Космос и историческая длительность перестают быть ес­тественными реальностями для человека, так же как и свя­щенные предания в их традиционном, привычном прочте­нии. Все это—во внешнем своем облике — плод деятельности злого (либо ошибшегося Демиурга), за всем этим необходи­мо увидеть пародируемую Богом «мира сего» реальность Плеромы, борьбу Откровения и косного сопротивления ма­териальных владык, зашифрованный, скрытый смысл.

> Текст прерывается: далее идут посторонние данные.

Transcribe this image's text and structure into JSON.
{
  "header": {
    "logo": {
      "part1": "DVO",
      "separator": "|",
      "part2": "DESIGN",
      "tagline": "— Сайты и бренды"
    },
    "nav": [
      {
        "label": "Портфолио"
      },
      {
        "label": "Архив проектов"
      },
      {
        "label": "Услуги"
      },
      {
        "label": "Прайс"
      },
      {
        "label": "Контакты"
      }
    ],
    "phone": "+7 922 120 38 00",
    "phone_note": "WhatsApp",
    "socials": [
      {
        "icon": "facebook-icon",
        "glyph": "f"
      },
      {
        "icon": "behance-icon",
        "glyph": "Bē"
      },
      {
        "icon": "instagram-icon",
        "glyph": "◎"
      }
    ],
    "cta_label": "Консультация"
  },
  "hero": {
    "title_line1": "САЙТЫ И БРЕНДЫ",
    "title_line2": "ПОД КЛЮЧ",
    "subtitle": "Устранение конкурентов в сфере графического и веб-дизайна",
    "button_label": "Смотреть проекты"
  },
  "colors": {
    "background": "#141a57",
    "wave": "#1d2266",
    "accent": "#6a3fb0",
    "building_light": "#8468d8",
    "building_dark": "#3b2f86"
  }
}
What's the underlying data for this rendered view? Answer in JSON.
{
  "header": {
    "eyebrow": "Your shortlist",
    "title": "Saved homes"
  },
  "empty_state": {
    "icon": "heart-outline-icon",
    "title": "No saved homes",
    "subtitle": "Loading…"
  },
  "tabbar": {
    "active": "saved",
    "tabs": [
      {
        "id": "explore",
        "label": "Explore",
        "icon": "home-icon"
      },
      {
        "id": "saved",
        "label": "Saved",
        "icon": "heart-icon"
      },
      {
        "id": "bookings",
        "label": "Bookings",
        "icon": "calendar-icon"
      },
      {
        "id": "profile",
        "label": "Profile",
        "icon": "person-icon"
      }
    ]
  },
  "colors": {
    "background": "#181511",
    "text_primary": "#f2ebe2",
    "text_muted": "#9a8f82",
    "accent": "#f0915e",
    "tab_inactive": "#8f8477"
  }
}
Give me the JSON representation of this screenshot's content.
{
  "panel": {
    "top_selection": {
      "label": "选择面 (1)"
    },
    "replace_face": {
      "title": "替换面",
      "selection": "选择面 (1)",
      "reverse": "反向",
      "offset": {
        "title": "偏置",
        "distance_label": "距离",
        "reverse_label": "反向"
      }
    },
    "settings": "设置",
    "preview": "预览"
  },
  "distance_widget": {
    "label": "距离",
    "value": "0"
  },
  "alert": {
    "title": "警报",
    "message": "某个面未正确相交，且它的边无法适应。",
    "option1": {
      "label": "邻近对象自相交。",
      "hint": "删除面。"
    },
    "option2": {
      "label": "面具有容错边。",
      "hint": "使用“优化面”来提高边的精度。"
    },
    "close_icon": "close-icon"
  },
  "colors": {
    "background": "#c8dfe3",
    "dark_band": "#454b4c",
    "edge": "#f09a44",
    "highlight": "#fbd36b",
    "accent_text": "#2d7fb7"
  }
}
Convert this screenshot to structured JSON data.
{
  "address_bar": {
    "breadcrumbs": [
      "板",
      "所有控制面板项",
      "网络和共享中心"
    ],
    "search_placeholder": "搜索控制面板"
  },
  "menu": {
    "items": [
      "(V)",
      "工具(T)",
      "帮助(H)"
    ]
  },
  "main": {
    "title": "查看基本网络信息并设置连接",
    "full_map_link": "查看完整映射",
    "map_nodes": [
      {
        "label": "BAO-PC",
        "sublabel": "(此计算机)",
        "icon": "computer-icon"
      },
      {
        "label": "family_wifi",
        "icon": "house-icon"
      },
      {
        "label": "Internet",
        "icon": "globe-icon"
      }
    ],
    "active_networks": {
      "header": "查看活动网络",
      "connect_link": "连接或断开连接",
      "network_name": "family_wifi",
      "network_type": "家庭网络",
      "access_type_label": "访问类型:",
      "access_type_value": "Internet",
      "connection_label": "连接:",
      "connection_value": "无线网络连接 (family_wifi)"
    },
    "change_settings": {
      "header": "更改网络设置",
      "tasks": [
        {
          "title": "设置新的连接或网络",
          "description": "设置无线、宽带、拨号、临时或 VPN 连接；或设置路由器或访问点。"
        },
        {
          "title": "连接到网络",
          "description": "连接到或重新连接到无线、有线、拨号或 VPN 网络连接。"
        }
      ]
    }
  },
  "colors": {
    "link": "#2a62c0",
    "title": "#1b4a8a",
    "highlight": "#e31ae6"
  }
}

Условием спасения, в конечном итоге, является смерть. Особенно выпукло это видно в тех гностических учениях, которые используют близкий христианству язык. Для них крестная смерть Христа, оборачивающаяся абсолютной победой над смертью, — не только путь индивидуального спасения, но и образец, по которому произойдет скорая ме­таморфоза мира. Подавляющее большинство гностичес­ких вероучителей верили, что чувственно-телесный мир должен быть разрушен, и «это место исчезнет». Если и предполагалось существование некоего «остатка» от пре­жнего материального существования, сохраняющегося даже после Страшного Суда, то он понимался как бытие, уже не противостоящее Плероме (в системе Валентина, например, это — «вечное царство Христово», место пре­бывания «душевных существ»: после гибели «материаль­ных» и вознесения к Отцу «пневматических»).

Эсхатологический настрой гностиков несомненен. Но столь же несомненно, что установка сознания, идущая от тождества внутреннего человека с Абсолютом, в меньшей степени интересуется Светопреставлением, чем метамор­фозой индивидуального существа. Таким образом, изме­нения, происходящие в одном, равны изменениям во Всем. Следовательно, гносис не занят поиском действительно об­щезначимого языка и созданием новых традиций. И то, и другое не существенны в глазах человека, открывающего в себе бездну света и понимающего, насколько далеко от световой Полноты эмпирическое существование. Этим и вызвана множественность гностических общин, постоян­ное отпочкование от них все новых ячеек, отсутствие по­пыток сведения гностического учения к чему-то целост­ному, вплоть до века Мани. Впрочем, манихейство лишь генетически связано с гносисом, по сути являясь религи­озным учением иного типа.